Estas personas se “acomodan” a la situación y a las circunstancias. No
les va bien en muchos aspectos pero terminan por aceptarlo y
“sobrellevarlo”. Solo se esfuerzan para evitar que las cosas empeoren o
salgan de “límites aceptables”.
Son los que le dan nombre y sentido a la mediocridad.
Pocas cosas explican mejor lo que representa ser mediocre que éstos
individuos que simplemente se “acomodan” a lo que venga.
Reconocen que deben hacer algo y no lo hacen. No es que le tengan temor a
la tarea, simplemente encuentran más sencillo “adaptarse” que cambiar. Y
así viven: sin hacer bien ni mal. No piden, no dan, no son.
Poseen enorme flexibilidad. Ésa que justifica la afirmación que el hombre
es un “animal de costumbres”. Sobreviven entre rutinas básicas, viven las
limitaciones del momento. Carecen de sueños y visiones.
Causa menos daño interactuar con un hombre que no reconoce la necesidad
de cambiar, que interactuar con estos abanderados de la mediocridad, que
aceptan la necesidad del cambio pero no lo hacen por comodidad.
Si la sensatez no prevalece, en algún momento la vida produce
circunstancias que doblegan al más irreductible. Pero los mediocres nunca
son doblegados. Los rigores de la vida no los afectan, sólo ponen a prueba
su inmensa capacidad de adaptación. Estas personas mueren en su ley:
incólumes en su defecto. No sienten o sufren la precariedad de su
situación (aunque íntimamente la reconozcan), pero provocan sufrimiento y
frustración a su alrededor.
2.- Otro grupo de personas, uno que compite en número con el anterior, no
encara el cambio o la transformación por temor.
Reconocen la necesidad de cambiar, entienden el provecho que les puede
representar, ponen un ¡alto! a la vida que llevan pero no encaran el
proceso transformador. Quieren, pero no pueden, y esto los llena de
inseguridad y miedo.
Y es que el cambio no es sencillo. El proceso es lento y doloroso, la
pelea se produce en los lugares más íntimos. El enemigo principal es
uno mismo.
Mientras más importante el cambio que se desea, más lentamente se
produce, remeciendo a cada paso las estructuras del ser. Este transcurrir
cansino del tiempo contrasta violentamente con el torbellino interno que
el cambio produce. Y pone a prueba toda paciencia y fuerza de voluntad. Y
si el tiempo termina por paralizar el proceso, da paso a una profunda
frustración. Una sensación inconsolable de derrota.
El cambio se produce en soledad, y este es otro factor que amilana a
cualquiera.
Nadie está (ni tiene por qué estarlo), pendiente del cambio que alguien
lleve a cabo en su vida. El proceso es íntimo, personal. El mundo no
detiene ninguno de sus giros.
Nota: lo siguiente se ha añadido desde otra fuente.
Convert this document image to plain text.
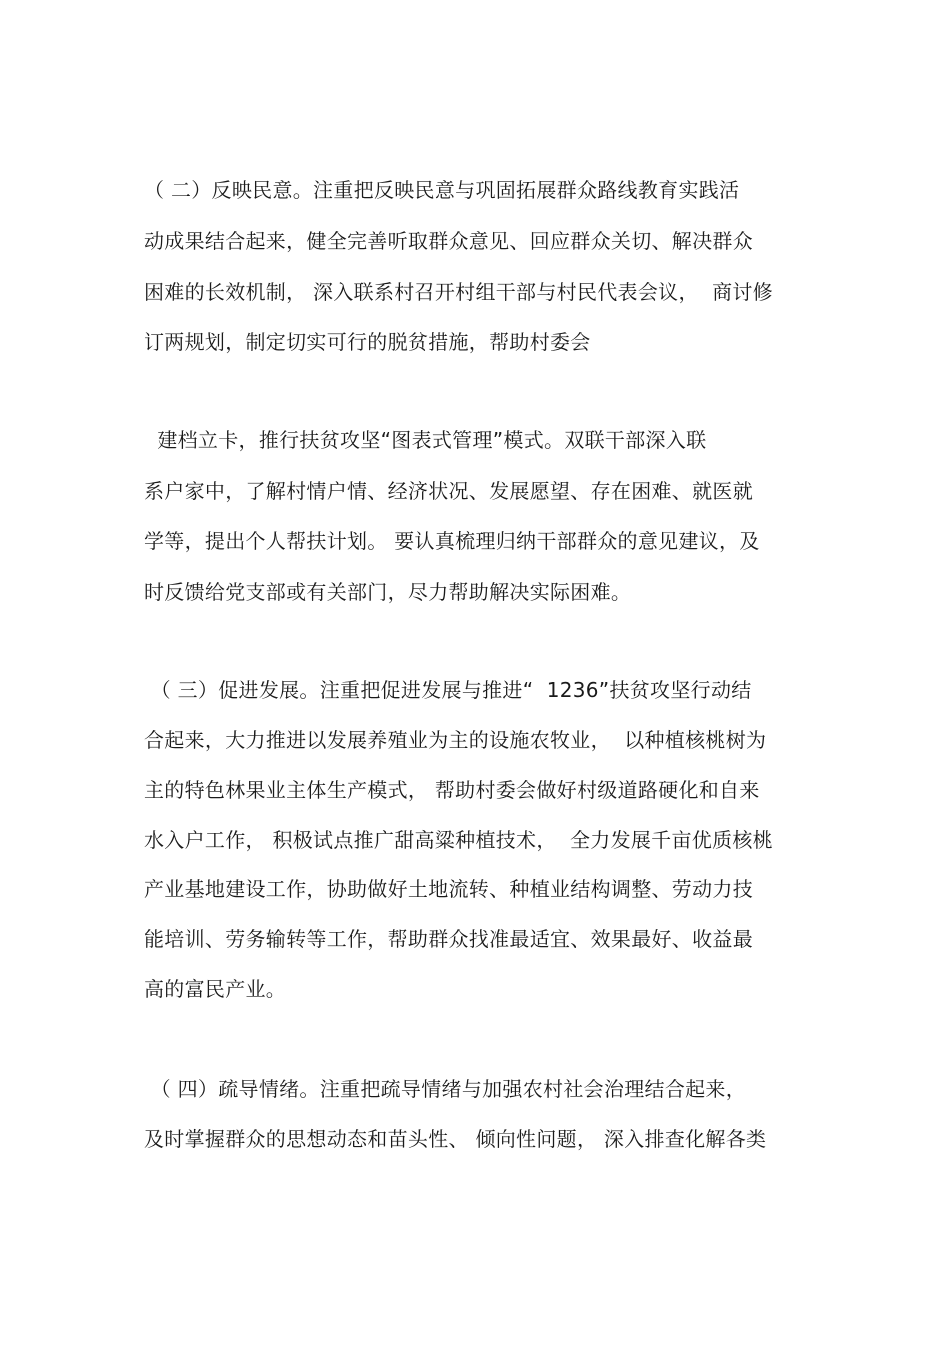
（ 二）反映民意。注重把反映民意与巩固拓展群众路线教育实践活
动成果结合起来，健全完善听取群众意见、回应群众关切、解决群众
困难的长效机制， 深入联系村召开村组干部与村民代表会议，  商讨修
订两规划，制定切实可行的脱贫措施，帮助村委会
建档立卡，推行扶贫攻坚“图表式管理”模式。双联干部深入联
系户家中，了解村情户情、经济状况、发展愿望、存在困难、就医就
学等，提出个人帮扶计划。 要认真梳理归纳干部群众的意见建议，及
时反馈给党支部或有关部门，尽力帮助解决实际困难。
（ 三）促进发展。注重把促进发展与推进“  1236”扶贫攻坚行动结
合起来，大力推进以发展养殖业为主的设施农牧业，  以种植核桃树为
主的特色林果业主体生产模式， 帮助村委会做好村级道路硬化和自来
水入户工作， 积极试点推广甜高粱种植技术，  全力发展千亩优质核桃
产业基地建设工作，协助做好土地流转、种植业结构调整、劳动力技
能培训、劳务输转等工作，帮助群众找准最适宜、效果最好、收益最
高的富民产业。
（ 四）疏导情绪。注重把疏导情绪与加强农村社会治理结合起来，
及时掌握群众的思想动态和苗头性、 倾向性问题， 深入排查化解各类
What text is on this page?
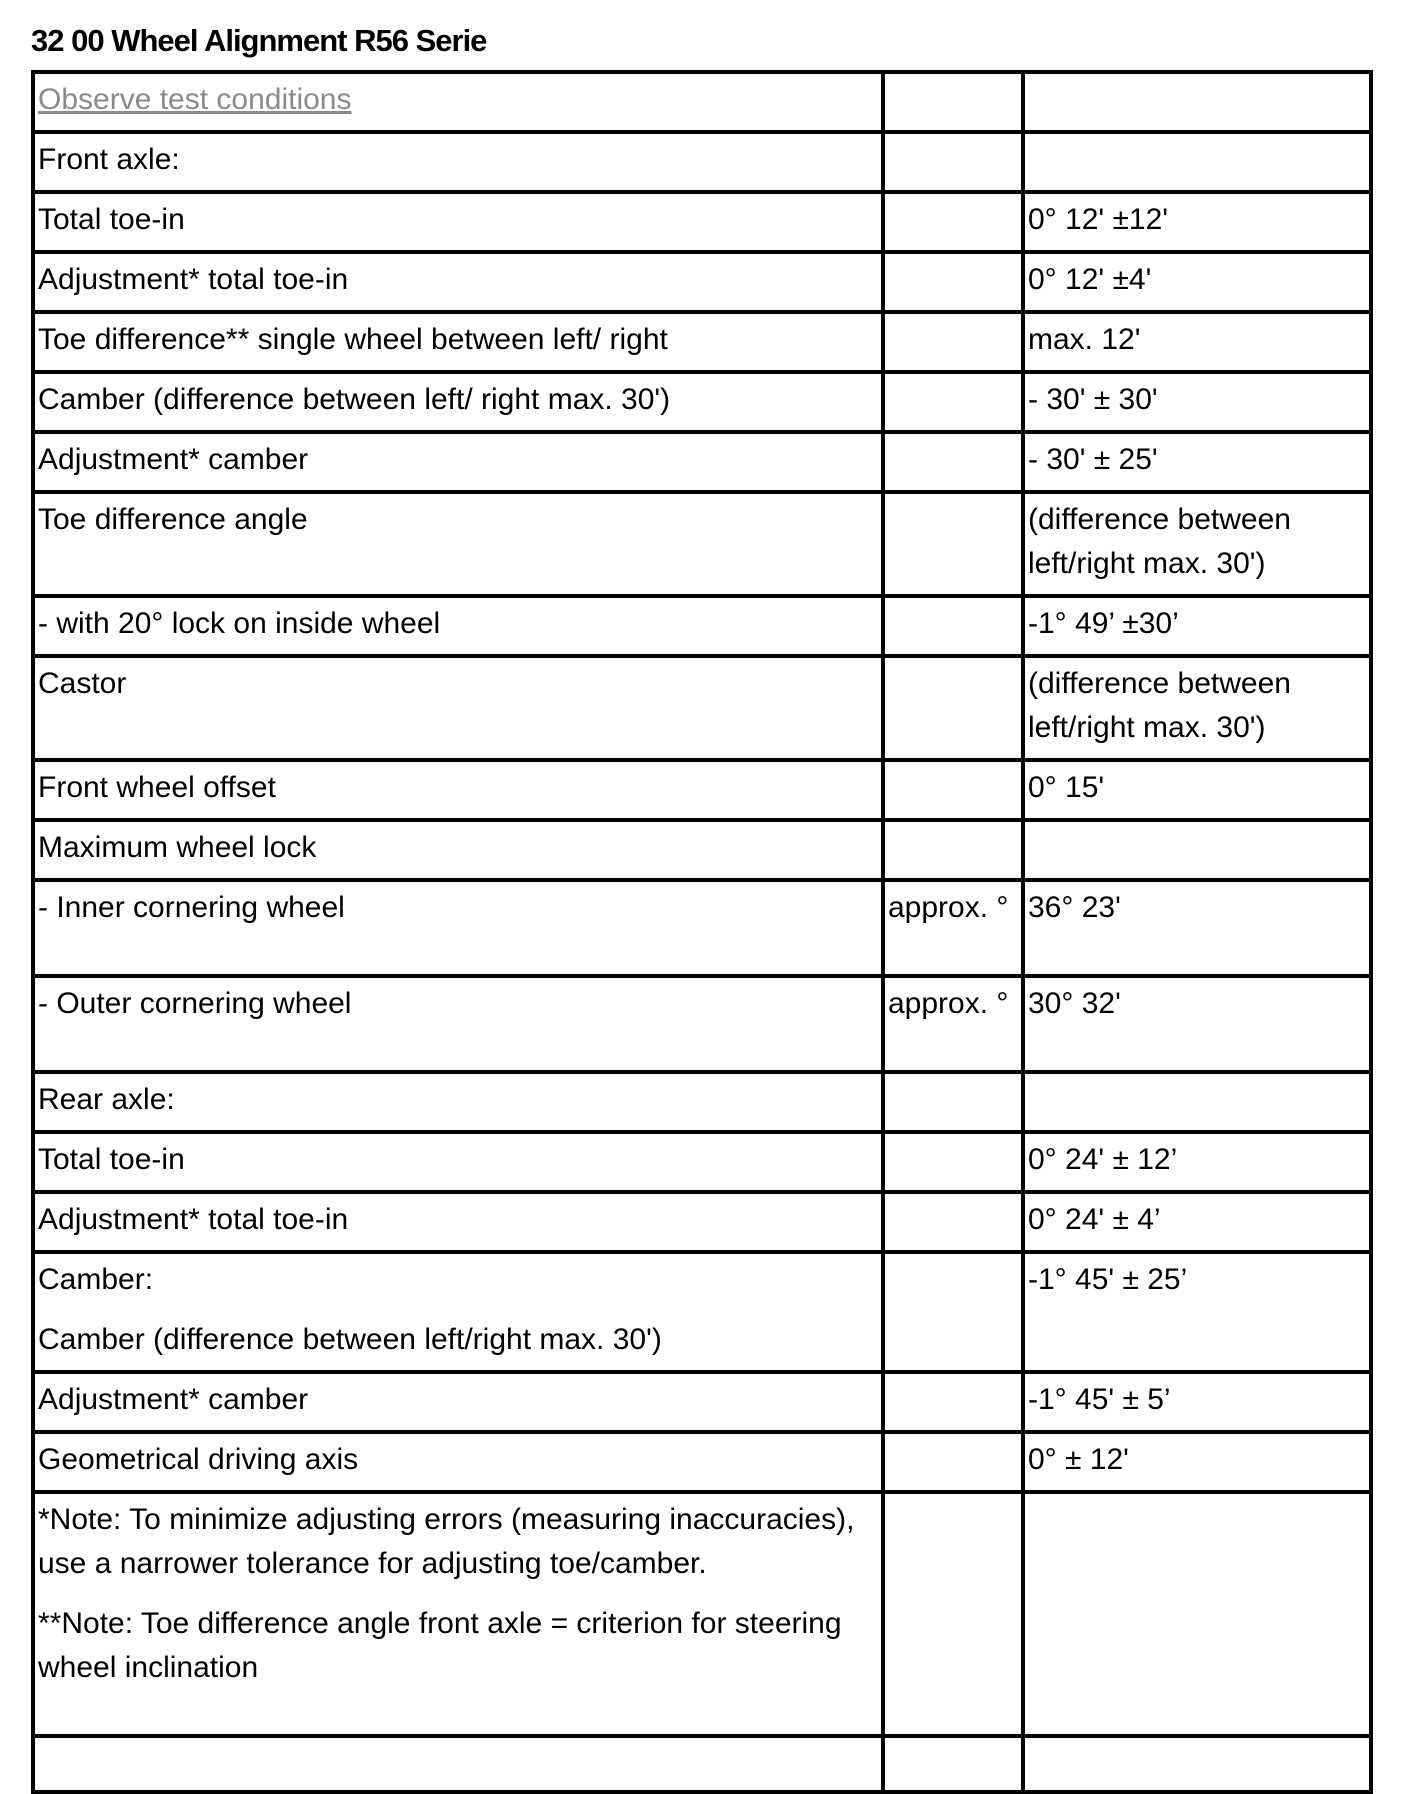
32 00 Wheel Alignment R56 Serie
Observe test conditions		
Front axle:		
Total toe-in		0° 12' ±12'
Adjustment* total toe-in		0° 12' ±4'
Toe difference** single wheel between left/ right		max. 12'
Camber (difference between left/ right max. 30')		- 30' ± 30'
Adjustment* camber		- 30' ± 25'
Toe difference angle		(difference between left/right max. 30')
- with 20° lock on inside wheel		-1° 49’ ±30’
Castor		(difference between left/right max. 30')
Front wheel offset		0° 15'
Maximum wheel lock		
- Inner cornering wheel	approx. °	36° 23'
- Outer cornering wheel	approx. °	30° 32'
Rear axle:		
Total toe-in		0° 24' ± 12’
Adjustment* total toe-in		0° 24' ± 4’

Camber:
Camber (difference between left/right max. 30')		-1° 45' ± 25’
Adjustment* camber		-1° 45' ± 5’
Geometrical driving axis		0° ± 12'

*Note: To minimize adjusting errors (measuring inaccuracies), use a narrower tolerance for adjusting toe/camber.
**Note: Toe difference angle front axle = criterion for steering wheel inclination		
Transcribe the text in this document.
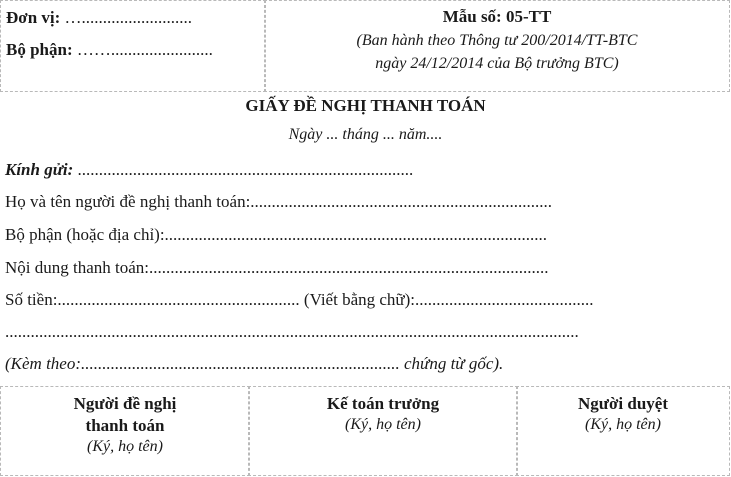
Đơn vị: …..........................
Bộ phận: ……........................
Mẫu số: 05-TT
(Ban hành theo Thông tư 200/2014/TT-BTC
ngày 24/12/2014 của Bộ trưởng BTC)
GIẤY ĐỀ NGHỊ THANH TOÁN
Ngày ... tháng ... năm....
Kính gửi: ...............................................................................
Họ và tên người đề nghị thanh toán:.......................................................................
Bộ phận (hoặc địa chỉ):..........................................................................................
Nội dung thanh toán:..............................................................................................
Số tiền:......................................................... (Viết bằng chữ):..........................................
.......................................................................................................................................
(Kèm theo:........................................................................... chứng từ gốc).
Người đề nghị
thanh toán
(Ký, họ tên)
Kế toán trưởng
(Ký, họ tên)
Người duyệt
(Ký, họ tên)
Nada cambia “allá afuera”, todo sigue su
curso, sin pausa y sin misericordia. La realidad permanece inalterable e
impasible.
Este proceso solitario puede durar mucho tiempo, y ello intimida.
El cambio se produce contra la tendencia natural que tiene la
personalidad formada en el tiempo. La transformación personal “pare” un
nuevo individuo. Pero en los hechos éste convive con el anterior hasta que
se produce la simbiosis.
La tensión intestina durante el proceso es difícil de administrar.
El cambio produce dolor en tanto se está gestando. Es una lucha dura
contra conceptos y pensamientos de raíz profunda. Hábitos, estilos de
pensar y de hacer, actitudes, juicios. El dolor puede ser hasta físico,
porque se rompen moldes de conducta, rutinas, costumbres.
En tanto se da el cambio, otro dolor se produce. Aquel que infringen las
personas cercanas, los seres queridos.
Ellos tienen importancia vital. En muchos casos explican el deseo de
cambio. Pero dado que no participan en el proceso, terminan siendo
insensibles a la fragilidad del que lucha por transformar su vida.
Quien se encuentra en el proceso de cambiar enfrenta estímulos negativos
a su alrededor y se violenta. Inconscientemente espera reconocimiento y
tolerancia, pero halla respuestas neutras (en el mejor de los casos). Esto
tiene explicación: el cambio se produce de adentro hacia afuera. Por lo
tanto NADA cambia alrededor, el proceso es interno, y en tanto no dé
frutos, no tiene capacidad de alterar el entorno.
Por último, la vida presenta continuas pruebas a quien está
cambiando.
Lo hace a cada instante, especialmente en las etapas de mayor fragilidad.
Nunca existe ése “ambiente propicio” para encarar una transformación
personal. No hay ése “remanso de paz” que ayude. Por el contrario, las
energías insondables del universo se activan ante la sola percepción de
que hay un proceso en marcha. Y lo someten a las pruebas más duras.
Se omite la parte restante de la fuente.